Mr Solley now has three full-time employees on the farm, all of which are kept busy throughout the year. One has exceptional workshop skills, so as well as carrying out all the repairs and maintenance for the partnership’s machines, this service is also offered to other farmers in the area.
“It’s essentially a repair service which reduces our business costs, as well as providing an income stream. And it keeps him occupied at quieter times on the farm.”
Winter wheat, oilseed rape, spring beans and peas are grown, with milling varieties accounting for one third of the wheat area. The remainder is high yielding, feed types.
“This is good land for wheat growing, so we can get yields of above 11.0t/ha,” comments Mr Solley. “It makes a pleasant change after farming on heavy clay – this ground is far easier to work.”
A potato-packing warehouse meets the requirements of the paper bag trade, with low-grade quality potatoes and onions being repacked and sent out. “We’re not in the supermarket game at all – the warehouse has always been on the farm and has good customers. It employs five people.”
The business also has an established small caravan site with five pitches. Mr Solley reveals that it is very busy from March to the end of September, bringing in £10 per caravan per night.
What about the future? He has no hesitation in saying that he is always looking for opportunities and is keen to continue expanding the business. “I’ve found that expansion does tend to find its way to you,” he says. “Wherever there are challenges, there are also opportunities.”
He stresses that working away from home at the beginning of his career proved to be the best experience possible. “I was lucky that I had a good mentor when I started.

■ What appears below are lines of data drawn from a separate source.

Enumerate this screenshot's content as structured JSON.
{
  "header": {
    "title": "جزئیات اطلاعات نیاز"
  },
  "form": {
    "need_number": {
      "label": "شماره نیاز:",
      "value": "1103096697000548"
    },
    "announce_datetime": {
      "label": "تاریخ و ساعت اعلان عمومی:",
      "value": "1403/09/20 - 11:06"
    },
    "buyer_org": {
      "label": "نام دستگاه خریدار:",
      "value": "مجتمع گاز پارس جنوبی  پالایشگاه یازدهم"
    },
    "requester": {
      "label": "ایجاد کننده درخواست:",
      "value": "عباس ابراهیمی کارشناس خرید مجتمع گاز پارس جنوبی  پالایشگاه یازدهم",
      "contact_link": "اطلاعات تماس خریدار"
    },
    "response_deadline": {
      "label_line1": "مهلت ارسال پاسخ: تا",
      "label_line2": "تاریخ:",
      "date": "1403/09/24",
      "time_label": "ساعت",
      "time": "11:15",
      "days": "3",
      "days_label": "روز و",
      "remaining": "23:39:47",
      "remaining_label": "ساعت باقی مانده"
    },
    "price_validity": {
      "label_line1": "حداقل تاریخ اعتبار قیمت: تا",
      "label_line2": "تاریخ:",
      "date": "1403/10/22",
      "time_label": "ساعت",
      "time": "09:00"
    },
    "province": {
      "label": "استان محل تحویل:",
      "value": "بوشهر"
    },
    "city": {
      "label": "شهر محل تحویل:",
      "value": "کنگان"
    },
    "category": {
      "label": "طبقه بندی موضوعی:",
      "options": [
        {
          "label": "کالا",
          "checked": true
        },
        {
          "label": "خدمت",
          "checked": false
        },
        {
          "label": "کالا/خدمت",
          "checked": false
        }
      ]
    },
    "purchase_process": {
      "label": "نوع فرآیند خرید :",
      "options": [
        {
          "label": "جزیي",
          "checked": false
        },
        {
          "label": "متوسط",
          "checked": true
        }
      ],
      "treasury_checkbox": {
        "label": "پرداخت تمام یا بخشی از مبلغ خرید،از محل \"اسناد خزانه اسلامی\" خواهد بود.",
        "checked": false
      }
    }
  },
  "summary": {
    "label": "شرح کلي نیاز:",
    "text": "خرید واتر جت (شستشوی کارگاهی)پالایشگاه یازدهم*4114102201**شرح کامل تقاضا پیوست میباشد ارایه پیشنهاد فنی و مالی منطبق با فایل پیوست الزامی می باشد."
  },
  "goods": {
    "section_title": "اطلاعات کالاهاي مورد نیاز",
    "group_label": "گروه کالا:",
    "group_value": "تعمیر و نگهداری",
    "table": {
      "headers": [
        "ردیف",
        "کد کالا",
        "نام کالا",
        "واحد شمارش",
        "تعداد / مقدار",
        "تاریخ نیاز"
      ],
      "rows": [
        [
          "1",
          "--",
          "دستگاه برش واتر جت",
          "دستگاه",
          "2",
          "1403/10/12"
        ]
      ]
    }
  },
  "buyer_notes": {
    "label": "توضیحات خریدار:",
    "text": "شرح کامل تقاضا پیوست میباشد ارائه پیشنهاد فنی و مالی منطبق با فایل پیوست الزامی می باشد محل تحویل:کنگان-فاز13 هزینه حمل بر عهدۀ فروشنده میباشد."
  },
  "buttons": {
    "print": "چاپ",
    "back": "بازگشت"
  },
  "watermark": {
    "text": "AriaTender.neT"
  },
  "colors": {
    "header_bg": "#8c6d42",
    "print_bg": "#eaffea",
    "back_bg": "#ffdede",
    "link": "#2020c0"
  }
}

It persuaded me to become a good mentor to others.”
Gaining a variety of experience and learning to move forward have also been essential. “Without the lessons I learned from working for a partnership of three businesses, I wouldn’t have been in a position to create and run a new joint venture.
The experience gained in his previous role in Hertfordshire is proving invaluable as Mr Solley gets to grips with the farming operations at JS Crop Management – a joint venture arrangement between his home farm in Kent and a nearby estate.
Mr Solley, who graduated from Writtle College in 2000, started his farming career as an assistant farm manager with Gemmill Brothers on a 650ha tenanted unit near Sawbridgeworth.
Just five years later, after a period of rapid expansion, he ended up being responsible for almost 2400ha spanning a 30 mile radius, as the farm manager of a contract farming partnership formed by three businesses and known as Gilston Crop Management.
While there, he won the 2008 Farmers Weekly Farm Manager of the Year title, at the age of 29.
In that role, he had to deliver a profit within tight budgetary constraints. “It proved possible to do and showed me that there are always opportunities in farming,” he comments. “Working for someone else was an important start to my career and one that I would recommend to others.”